I have been working with "data science" related issues for almost a decade and I have always been huge fan of scale free networks and complexity theory.
When I am building a domain rich model (opposite of anemic machine learning model, which assumes that "logistic regression" or other general technical method is enough to solve the problem if I have enough data), I need to have mental model about the complexity and possible features related to the data domain. For this, the Model of Hierachical Complexity (Michael Commons) is useful; I should try to make layers of feature extractors, which operate on different levels of complexity. The lower layers sub-optimize agents to solve very specific problems very efficiently, and the layers above try to solve "noise pollution" generated from the conflicts of the interactions of lower layer agents.
I have discovered one efficient way to discover classes of hierarchical complexity by using scale-free network theory.

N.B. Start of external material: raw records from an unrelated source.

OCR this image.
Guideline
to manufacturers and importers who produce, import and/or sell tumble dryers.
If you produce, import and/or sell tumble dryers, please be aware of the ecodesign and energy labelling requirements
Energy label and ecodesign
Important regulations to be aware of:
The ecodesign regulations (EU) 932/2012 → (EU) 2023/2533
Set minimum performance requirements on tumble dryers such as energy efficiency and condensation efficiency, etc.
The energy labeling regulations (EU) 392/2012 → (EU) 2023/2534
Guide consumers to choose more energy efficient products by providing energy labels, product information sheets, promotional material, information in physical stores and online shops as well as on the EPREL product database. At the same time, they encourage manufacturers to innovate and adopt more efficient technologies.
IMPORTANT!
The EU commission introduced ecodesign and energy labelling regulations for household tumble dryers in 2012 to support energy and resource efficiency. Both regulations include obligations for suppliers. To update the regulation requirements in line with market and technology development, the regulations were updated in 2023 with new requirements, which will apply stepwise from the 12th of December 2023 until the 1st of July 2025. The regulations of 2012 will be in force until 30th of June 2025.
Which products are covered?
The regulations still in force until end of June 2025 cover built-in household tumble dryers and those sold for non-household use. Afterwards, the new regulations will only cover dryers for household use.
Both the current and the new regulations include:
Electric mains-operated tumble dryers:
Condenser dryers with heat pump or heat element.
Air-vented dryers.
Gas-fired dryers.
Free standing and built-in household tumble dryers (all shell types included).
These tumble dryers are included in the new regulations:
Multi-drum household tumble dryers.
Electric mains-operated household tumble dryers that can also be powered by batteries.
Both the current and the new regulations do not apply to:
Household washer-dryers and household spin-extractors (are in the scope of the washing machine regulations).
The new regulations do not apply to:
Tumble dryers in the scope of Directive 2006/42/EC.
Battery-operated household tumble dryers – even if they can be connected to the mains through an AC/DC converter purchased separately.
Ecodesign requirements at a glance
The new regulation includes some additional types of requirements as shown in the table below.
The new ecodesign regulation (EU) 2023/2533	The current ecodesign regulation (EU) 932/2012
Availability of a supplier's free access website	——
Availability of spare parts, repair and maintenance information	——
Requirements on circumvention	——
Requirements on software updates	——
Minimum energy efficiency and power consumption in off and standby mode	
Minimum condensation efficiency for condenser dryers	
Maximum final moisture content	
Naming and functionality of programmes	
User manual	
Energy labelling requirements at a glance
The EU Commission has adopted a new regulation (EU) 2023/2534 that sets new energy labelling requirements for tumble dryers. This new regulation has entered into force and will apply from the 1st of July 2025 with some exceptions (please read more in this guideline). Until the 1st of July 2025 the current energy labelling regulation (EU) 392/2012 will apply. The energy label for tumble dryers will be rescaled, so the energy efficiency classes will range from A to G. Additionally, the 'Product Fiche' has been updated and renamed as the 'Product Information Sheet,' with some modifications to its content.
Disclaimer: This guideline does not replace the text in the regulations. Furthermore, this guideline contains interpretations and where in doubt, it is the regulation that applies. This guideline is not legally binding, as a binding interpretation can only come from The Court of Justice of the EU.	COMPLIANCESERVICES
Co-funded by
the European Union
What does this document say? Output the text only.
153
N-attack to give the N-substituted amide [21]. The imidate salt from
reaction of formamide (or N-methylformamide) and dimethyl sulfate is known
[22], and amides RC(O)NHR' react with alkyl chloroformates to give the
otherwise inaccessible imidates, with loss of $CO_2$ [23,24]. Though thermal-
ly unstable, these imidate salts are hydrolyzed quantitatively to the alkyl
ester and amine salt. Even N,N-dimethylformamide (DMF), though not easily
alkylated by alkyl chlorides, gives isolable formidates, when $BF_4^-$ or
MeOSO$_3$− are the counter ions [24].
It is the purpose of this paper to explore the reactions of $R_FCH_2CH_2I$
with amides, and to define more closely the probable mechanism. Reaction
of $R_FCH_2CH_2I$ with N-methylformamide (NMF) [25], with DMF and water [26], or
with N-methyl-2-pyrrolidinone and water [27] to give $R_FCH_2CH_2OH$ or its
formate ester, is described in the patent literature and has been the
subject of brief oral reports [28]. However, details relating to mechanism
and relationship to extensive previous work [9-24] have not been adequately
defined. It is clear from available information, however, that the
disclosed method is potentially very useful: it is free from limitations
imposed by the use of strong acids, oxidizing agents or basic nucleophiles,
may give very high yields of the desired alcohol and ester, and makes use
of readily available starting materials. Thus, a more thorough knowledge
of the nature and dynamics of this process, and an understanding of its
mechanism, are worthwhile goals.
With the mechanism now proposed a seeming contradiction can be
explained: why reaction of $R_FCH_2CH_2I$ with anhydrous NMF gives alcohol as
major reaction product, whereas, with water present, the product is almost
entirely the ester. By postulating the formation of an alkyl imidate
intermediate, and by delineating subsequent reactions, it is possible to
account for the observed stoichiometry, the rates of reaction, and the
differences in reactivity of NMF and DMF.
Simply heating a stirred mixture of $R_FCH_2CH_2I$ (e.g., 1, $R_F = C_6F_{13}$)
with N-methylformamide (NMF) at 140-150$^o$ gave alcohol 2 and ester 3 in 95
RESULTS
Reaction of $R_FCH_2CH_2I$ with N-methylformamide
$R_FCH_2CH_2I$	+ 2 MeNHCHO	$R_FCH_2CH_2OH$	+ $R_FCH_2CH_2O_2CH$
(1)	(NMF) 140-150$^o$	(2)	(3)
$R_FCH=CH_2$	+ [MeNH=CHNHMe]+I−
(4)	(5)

Let's take economy as an example. There are employees, organically grown companies, corporations funded by investments, banks and governments. When you take annual circulation of capital through each of these systems, you get logarithmic base numbers 4, 6, 32, 37 etc. Employees, who earn barely enough to be considered as employees (a dollar per day) rank to four on the logarithmic scale; world average is around 7 and very well paid Silicon Valley people are around 10. There seems to be strong correlates between 4 rated always being barely existing things, and 7 rated being average things; the rate of 10 seems to have quite much error, due to the "unfair advantages" aspects (I know this sounds horrific in mathematical exactness sense).
I have done similar research on music industry (based on Finnish data); for organically grown bands, there exists a base number, which quite well can determine, that if band barely exists (number 4), only 18 people have seen it during the year, for average organic bands the number is around 200 (rank 7) and it is really hard to remain unsigned when you reach over 1000 paying fans every year. For signed bands; in order to reach rank 7 you should tour at least 10 major city gigs (non-Arena, regular venues) a year with great success. With major labels; again very different game. Can this be just superstitious numerology or is this a thing?
So, it seems that scale free networks are everywhere and they seem to consist of entities, which depend on similar resources, but due to hierarchical complexity, have different rules of growth (fitness function). By using logarithmic scaling, it seems to be possible to vaguely detect these different complexity layers and which entities belong to which. I am not claiming that this method is of exact science, but for machine learning purposes, this would provide easy to use tool for multi-agent-system optimization.
I believe someone has already discovered this mathematical thing. I am looking for it's name in order to study it more deeply, since this problem has been fascinating me over a decade. Or is this one of those things, which are too hard to prove to exist aside from superstitions?